Experimentos em ambientes que reproduzem condições marcianas ajudam a entender a vida fora da Terra e impulsionam o turismo espacial.
Antes de enviar pessoas para Marte, são realizados testes que simulam a vida em outro planeta. Esses experimentos, conduzidos por astronautas análogos, reproduzem as condições de Marte e da Lua para estudar como será o cotidiano dos futuros exploradores espaciais.
Uma das participantes desses testes é Sian Proctor, geóloga e ex-professora, que participou de diversas simulações e foi a quarta mulher negra a ir ao espaço em uma missão civil da SpaceX. Em 2013, ela integrou o projeto HI-SEAS, no Havaí, onde seis voluntários passaram quatro meses confinados em um habitat que reproduzia o ambiente marciano, incluindo o uso de trajes espaciais para explorar o solo ao redor do vulcão Mauna Loa, cuja composição é semelhante à de Marte.
Durante as simulações, os participantes também operaram remotamente um rover no Canadá e enfrentaram desafios como a convivência em espaços pequenos e a gestão de recursos limitados, como água, energia e alimentos desidratados.

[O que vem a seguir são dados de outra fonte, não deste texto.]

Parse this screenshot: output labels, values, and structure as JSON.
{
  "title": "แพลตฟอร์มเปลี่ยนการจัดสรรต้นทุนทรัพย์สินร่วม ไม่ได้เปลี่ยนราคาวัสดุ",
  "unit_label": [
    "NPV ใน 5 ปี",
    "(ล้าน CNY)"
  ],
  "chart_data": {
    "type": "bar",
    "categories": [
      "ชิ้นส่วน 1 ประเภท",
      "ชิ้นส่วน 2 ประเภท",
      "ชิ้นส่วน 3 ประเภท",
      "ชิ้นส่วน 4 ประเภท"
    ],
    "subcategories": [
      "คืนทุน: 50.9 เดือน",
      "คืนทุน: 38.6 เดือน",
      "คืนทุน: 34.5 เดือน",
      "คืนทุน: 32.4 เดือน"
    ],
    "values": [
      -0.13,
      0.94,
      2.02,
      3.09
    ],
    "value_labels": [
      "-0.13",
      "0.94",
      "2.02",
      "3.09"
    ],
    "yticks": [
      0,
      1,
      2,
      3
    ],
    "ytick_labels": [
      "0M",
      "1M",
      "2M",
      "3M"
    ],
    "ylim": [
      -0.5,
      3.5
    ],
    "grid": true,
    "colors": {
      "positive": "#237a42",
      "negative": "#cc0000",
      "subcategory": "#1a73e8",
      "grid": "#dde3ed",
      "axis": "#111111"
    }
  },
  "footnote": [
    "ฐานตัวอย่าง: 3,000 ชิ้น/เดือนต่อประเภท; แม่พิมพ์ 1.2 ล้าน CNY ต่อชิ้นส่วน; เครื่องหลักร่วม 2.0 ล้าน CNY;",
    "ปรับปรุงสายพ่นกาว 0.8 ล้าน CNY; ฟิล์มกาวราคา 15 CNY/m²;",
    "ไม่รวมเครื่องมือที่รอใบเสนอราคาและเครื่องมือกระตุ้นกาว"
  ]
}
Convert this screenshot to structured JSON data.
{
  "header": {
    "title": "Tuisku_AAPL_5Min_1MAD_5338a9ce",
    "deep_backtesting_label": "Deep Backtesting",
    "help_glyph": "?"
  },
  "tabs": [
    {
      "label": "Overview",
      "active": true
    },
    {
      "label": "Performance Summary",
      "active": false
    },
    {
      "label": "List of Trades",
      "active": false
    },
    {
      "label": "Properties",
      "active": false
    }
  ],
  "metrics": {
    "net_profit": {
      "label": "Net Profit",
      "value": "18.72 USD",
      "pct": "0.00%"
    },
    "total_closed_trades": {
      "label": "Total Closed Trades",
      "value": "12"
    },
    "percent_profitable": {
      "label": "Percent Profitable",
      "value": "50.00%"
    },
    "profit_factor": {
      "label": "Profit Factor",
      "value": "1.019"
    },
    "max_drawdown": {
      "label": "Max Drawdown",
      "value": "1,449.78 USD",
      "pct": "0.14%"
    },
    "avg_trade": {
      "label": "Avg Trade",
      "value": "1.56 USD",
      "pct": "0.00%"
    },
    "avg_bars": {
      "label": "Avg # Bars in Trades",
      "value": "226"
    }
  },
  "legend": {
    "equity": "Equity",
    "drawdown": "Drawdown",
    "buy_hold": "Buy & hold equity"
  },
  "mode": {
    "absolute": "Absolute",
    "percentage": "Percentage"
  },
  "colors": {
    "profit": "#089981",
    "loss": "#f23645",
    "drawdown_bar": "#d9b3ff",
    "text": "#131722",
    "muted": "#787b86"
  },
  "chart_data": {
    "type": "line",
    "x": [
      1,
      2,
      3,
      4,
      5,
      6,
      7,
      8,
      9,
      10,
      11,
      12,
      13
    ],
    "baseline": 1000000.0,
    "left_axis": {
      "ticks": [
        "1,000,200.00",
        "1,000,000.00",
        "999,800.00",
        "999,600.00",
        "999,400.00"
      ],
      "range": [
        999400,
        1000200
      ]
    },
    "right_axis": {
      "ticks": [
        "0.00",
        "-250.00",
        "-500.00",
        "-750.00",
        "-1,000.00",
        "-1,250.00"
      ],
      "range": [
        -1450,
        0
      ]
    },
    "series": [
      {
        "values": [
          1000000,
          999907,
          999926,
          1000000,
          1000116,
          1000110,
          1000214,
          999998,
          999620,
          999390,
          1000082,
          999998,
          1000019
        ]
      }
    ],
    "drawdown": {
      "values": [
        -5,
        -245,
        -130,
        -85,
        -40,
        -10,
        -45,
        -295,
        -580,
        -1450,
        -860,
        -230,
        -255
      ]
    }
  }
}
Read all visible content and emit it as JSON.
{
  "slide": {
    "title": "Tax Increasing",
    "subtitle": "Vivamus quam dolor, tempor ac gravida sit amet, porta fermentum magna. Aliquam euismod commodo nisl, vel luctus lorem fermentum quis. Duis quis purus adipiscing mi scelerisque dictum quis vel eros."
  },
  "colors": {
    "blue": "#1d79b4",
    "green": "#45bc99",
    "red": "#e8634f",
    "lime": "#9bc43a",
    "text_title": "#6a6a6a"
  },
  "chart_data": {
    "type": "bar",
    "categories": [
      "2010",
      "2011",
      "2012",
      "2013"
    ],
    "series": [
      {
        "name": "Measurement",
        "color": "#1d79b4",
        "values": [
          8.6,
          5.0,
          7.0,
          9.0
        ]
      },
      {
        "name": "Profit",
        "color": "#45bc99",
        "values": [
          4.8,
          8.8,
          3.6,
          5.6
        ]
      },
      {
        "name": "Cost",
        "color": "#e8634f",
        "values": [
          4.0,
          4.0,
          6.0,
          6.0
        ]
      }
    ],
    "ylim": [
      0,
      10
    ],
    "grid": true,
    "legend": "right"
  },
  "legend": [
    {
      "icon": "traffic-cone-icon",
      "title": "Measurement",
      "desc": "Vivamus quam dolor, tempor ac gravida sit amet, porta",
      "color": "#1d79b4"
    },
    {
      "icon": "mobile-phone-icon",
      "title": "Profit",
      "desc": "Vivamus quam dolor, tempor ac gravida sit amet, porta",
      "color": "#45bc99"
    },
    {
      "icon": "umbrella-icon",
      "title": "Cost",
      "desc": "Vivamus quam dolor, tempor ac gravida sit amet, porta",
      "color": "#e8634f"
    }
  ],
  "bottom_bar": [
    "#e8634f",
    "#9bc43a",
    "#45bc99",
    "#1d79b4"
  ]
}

Esses testes buscam aumentar a eficiência no uso dos recursos e reduzir custos para futuras missões reais, além de oferecer aprendizados aplicáveis na Terra.
Segundo Sian, esses ambientes simulados são essenciais para treinar a vida em ambientes isolados e restritos, preparando o caminho para colônias na Lua e, futuramente, em Marte. O avanço dos veículos espaciais, como a Starship da SpaceX e a New Glenn da Blue Origin, é fundamental para viabilizar essas viagens.
Recentemente, uma nova simulação começou no Johnson Space Center, em Houston, onde quatro cientistas ficarão isolados por um ano em uma estrutura impressa em 3D que imita a superfície vulcânica marciana. O objetivo é monitorar a saúde dos voluntários e entender melhor como humanos podem sobreviver e se adaptar à vida em Marte.